Palmer continues, “As we cross the rising terrain between infancy and adolescence-still close enough to our origins to be in touch with inner truth but aware of the mounting pressure to play someone else “out there”- the true self starts to feel threatened. We deal with the threat by developing a child’s version of the divided life, commuting daily between the public world of role and the hidden world of soul.”
There something fundamentally wrong with life that has turned itself into a role to play rather than a person to be. “Afraid that our inner light will be extinguished or our inner darkness exposed, we hide our true identities from each other. In the process, we become separated from our own souls. We end up living divided lives, so far removed from the truth we hold within that we cannot know the “integrity that comes from being what you are.” (Thomas Merton)

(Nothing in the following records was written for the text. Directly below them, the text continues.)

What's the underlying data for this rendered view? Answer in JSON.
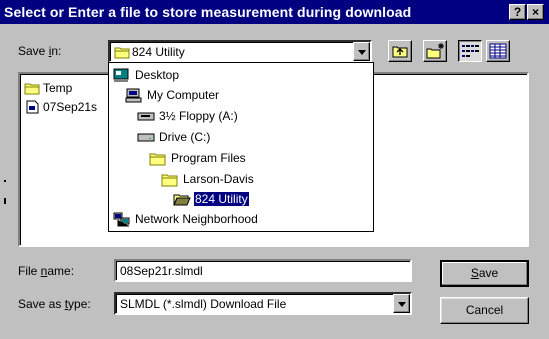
{
  "window": {
    "title": "Select or Enter a file to store measurement during download",
    "help_button": "?",
    "close_button": "×"
  },
  "save_in": {
    "label_pre": "Save ",
    "label_u": "i",
    "label_post": "n:",
    "value": "824 Utility"
  },
  "file_list": {
    "items": [
      {
        "name": "Temp",
        "icon": "folder-icon"
      },
      {
        "name": "07Sep21s",
        "icon": "file-icon"
      }
    ]
  },
  "location_dropdown": {
    "items": [
      {
        "label": "Desktop",
        "icon": "desktop-icon"
      },
      {
        "label": "My Computer",
        "icon": "computer-icon"
      },
      {
        "label": "3½ Floppy (A:)",
        "icon": "floppy-drive-icon"
      },
      {
        "label": "Drive (C:)",
        "icon": "hard-drive-icon"
      },
      {
        "label": "Program Files",
        "icon": "folder-icon"
      },
      {
        "label": "Larson-Davis",
        "icon": "folder-icon"
      },
      {
        "label": "824 Utility",
        "icon": "open-folder-icon",
        "selected": true
      },
      {
        "label": "Network Neighborhood",
        "icon": "network-icon"
      }
    ]
  },
  "file_name": {
    "label_pre": "File ",
    "label_u": "n",
    "label_post": "ame:",
    "value": "08Sep21r.slmdl"
  },
  "save_as_type": {
    "label_pre": "Save as ",
    "label_u": "t",
    "label_post": "ype:",
    "value": "SLMDL (*.slmdl) Download File"
  },
  "buttons": {
    "save_u": "S",
    "save_rest": "ave",
    "cancel": "Cancel"
  },
  "colors": {
    "titlebar": "#000080",
    "face": "#c0c0c0",
    "selection": "#000080"
  }
}
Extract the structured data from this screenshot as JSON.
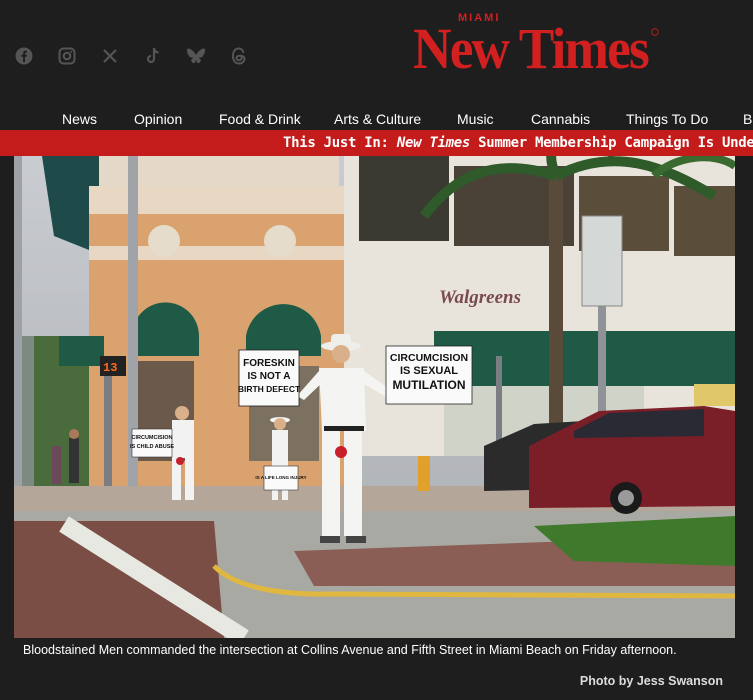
{
  "header": {
    "logo_small": "MIAMI",
    "logo_main": "New Times",
    "social_icons": [
      "facebook-icon",
      "instagram-icon",
      "x-icon",
      "tiktok-icon",
      "bluesky-icon",
      "threads-icon"
    ]
  },
  "nav": {
    "items": [
      "News",
      "Opinion",
      "Food & Drink",
      "Arts & Culture",
      "Music",
      "Cannabis",
      "Things To Do",
      "Be"
    ]
  },
  "ticker": {
    "prefix": "This Just In: ",
    "emphasis": "New Times",
    "suffix": " Summer Membership Campaign Is Under W"
  },
  "photo": {
    "store_sign": "Walgreens",
    "sign_left": "FORESKIN IS NOT A BIRTH DEFECT",
    "sign_left_1": "FORESKIN",
    "sign_left_2": "IS NOT A",
    "sign_left_3": "BIRTH DEFECT",
    "sign_right_1": "CIRCUMCISION",
    "sign_right_2": "IS SEXUAL",
    "sign_right_3": "MUTILATION",
    "sign_small_1": "CIRCUMCISION",
    "sign_small_2": "IS CHILD ABUSE",
    "sign_small_3": "IS A LIFE LONG INJURY"
  },
  "caption": "Bloodstained Men commanded the intersection at Collins Avenue and Fifth Street in Miami Beach on Friday afternoon.",
  "credit": "Photo by Jess Swanson",
  "colors": {
    "brand_red": "#d21f1f",
    "ticker_red": "#c41b1b",
    "bg": "#1e1e1e"
  }
}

I believe the appeal of great literature is that it reveals the true soul of man, by going behind our masks and roles and veils. In “C. S. Lewis’s classic Chronicles of Narnia, we read about a magic wardrobe through which young Peter, Susan, Edmund, and Lucy pass from their humdrum existence in the English countryside into a parallel universe of light and shadow, of mystery and moral demand, confronting the daunting and bracing challenges of the inner journey.’ I have never doubted the truth of the Narnia tales: that magic wardrobe was in my bedroom, too! But when we turn from literature to life, this charming feature of childhood soon disappears, to be replaced by an adult pathology. As the outer world becomes more demanding (and today it presses in on children at an obscenely early age) we stop going to our rooms, shutting the door, walking into the wardrobe, and entering the world of the soul.” (Parker Palmer)

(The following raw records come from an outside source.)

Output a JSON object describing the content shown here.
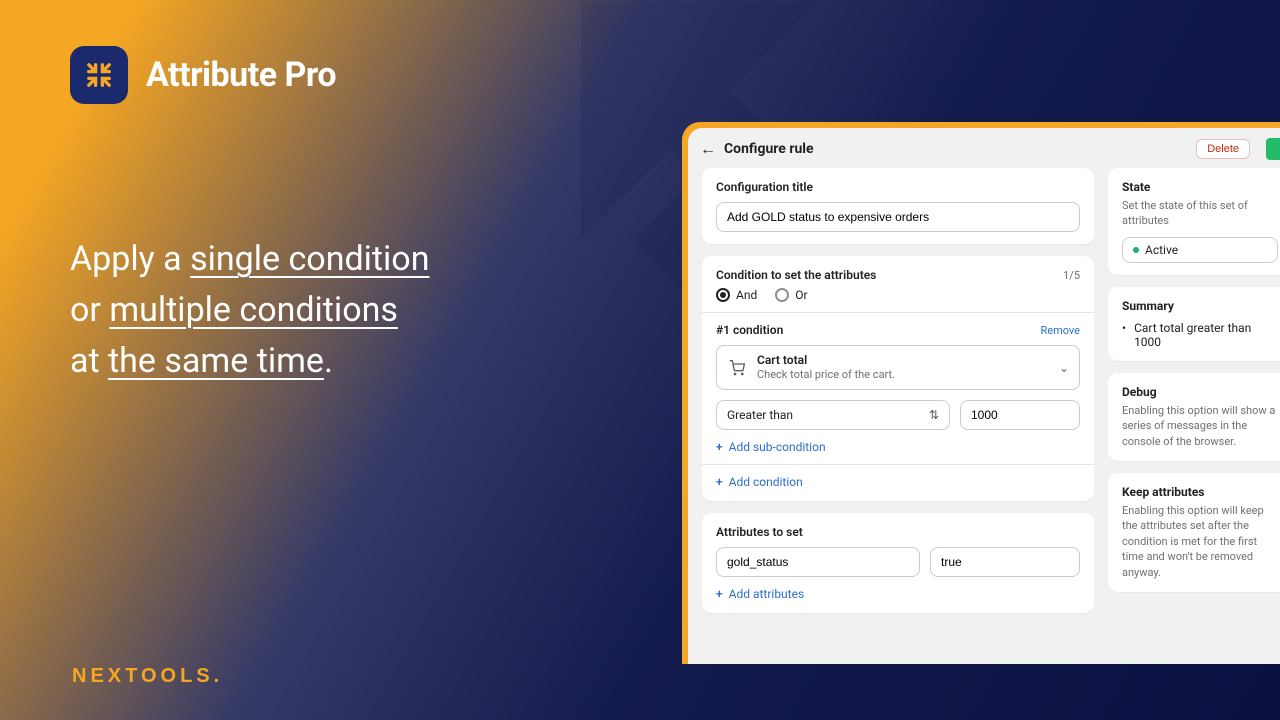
{
  "app": {
    "name": "Attribute Pro"
  },
  "promo": {
    "line1_pre": "Apply a ",
    "line1_u": "single condition",
    "line2_pre": "or ",
    "line2_u": "multiple conditions",
    "line3_pre": "at ",
    "line3_u": "the same time",
    "line3_post": "."
  },
  "brand": "NEXTOOLS.",
  "topbar": {
    "title": "Configure rule",
    "delete": "Delete"
  },
  "config": {
    "title_label": "Configuration title",
    "title_value": "Add GOLD status to expensive orders"
  },
  "conditions": {
    "header": "Condition to set the attributes",
    "count": "1/5",
    "logic": {
      "and": "And",
      "or": "Or",
      "selected": "and"
    },
    "item": {
      "label": "#1 condition",
      "remove": "Remove",
      "type_title": "Cart total",
      "type_desc": "Check total price of the cart.",
      "operator": "Greater than",
      "value": "1000",
      "add_sub": "Add sub-condition"
    },
    "add": "Add condition"
  },
  "attributes": {
    "header": "Attributes to set",
    "key": "gold_status",
    "value": "true",
    "add": "Add attributes"
  },
  "sidebar": {
    "state": {
      "title": "State",
      "desc": "Set the state of this set of attributes",
      "value": "Active"
    },
    "summary": {
      "title": "Summary",
      "item": "Cart total greater than 1000"
    },
    "debug": {
      "title": "Debug",
      "desc": "Enabling this option will show a series of messages in the console of the browser."
    },
    "keep": {
      "title": "Keep attributes",
      "desc": "Enabling this option will keep the attributes set after the condition is met for the first time and won't be removed anyway."
    }
  }
}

The hypocritical Pharisees are called “play actors.” Jesus said, “Watch out for hypocrisy.” Why? Because the outside does not match the inside. We are not whole. We are living a divided life. “Watch out for the yeast of the Pharisees. I’m talking about their hypocrisy. Nothing has been covered that will not be exposed. Whatever is secret will be made known.” (Luke 12:1-2) This seems to indicate that the inside will eventually be exposed. I used to think this was a negative about our faults, because I heard sermons on God exposing all our sins on a giant screen in the sky. Now I see this exposure totally differently. It is a good thing, because our true self will come out and we will be whole again. And Jesus goes on: “Whatever you have said in the dark will be heard in the daylight. Whatever you have whispered in private rooms will be shouted from the housetops.” This seems to apply to everyone. If this is true then we all will come back to our souls and be whole. When this happens the human race will become “one new man.” This is my hope out of the dark place of my divided life.
Definitely worth pondering. I love your ending thought: “Now I see this exposure totally differently. It is a good thing,because our true self will come out and we will be whole again.” Ahh…to be whole! Don’t we all long for that? And the acceptance of such “real” selves?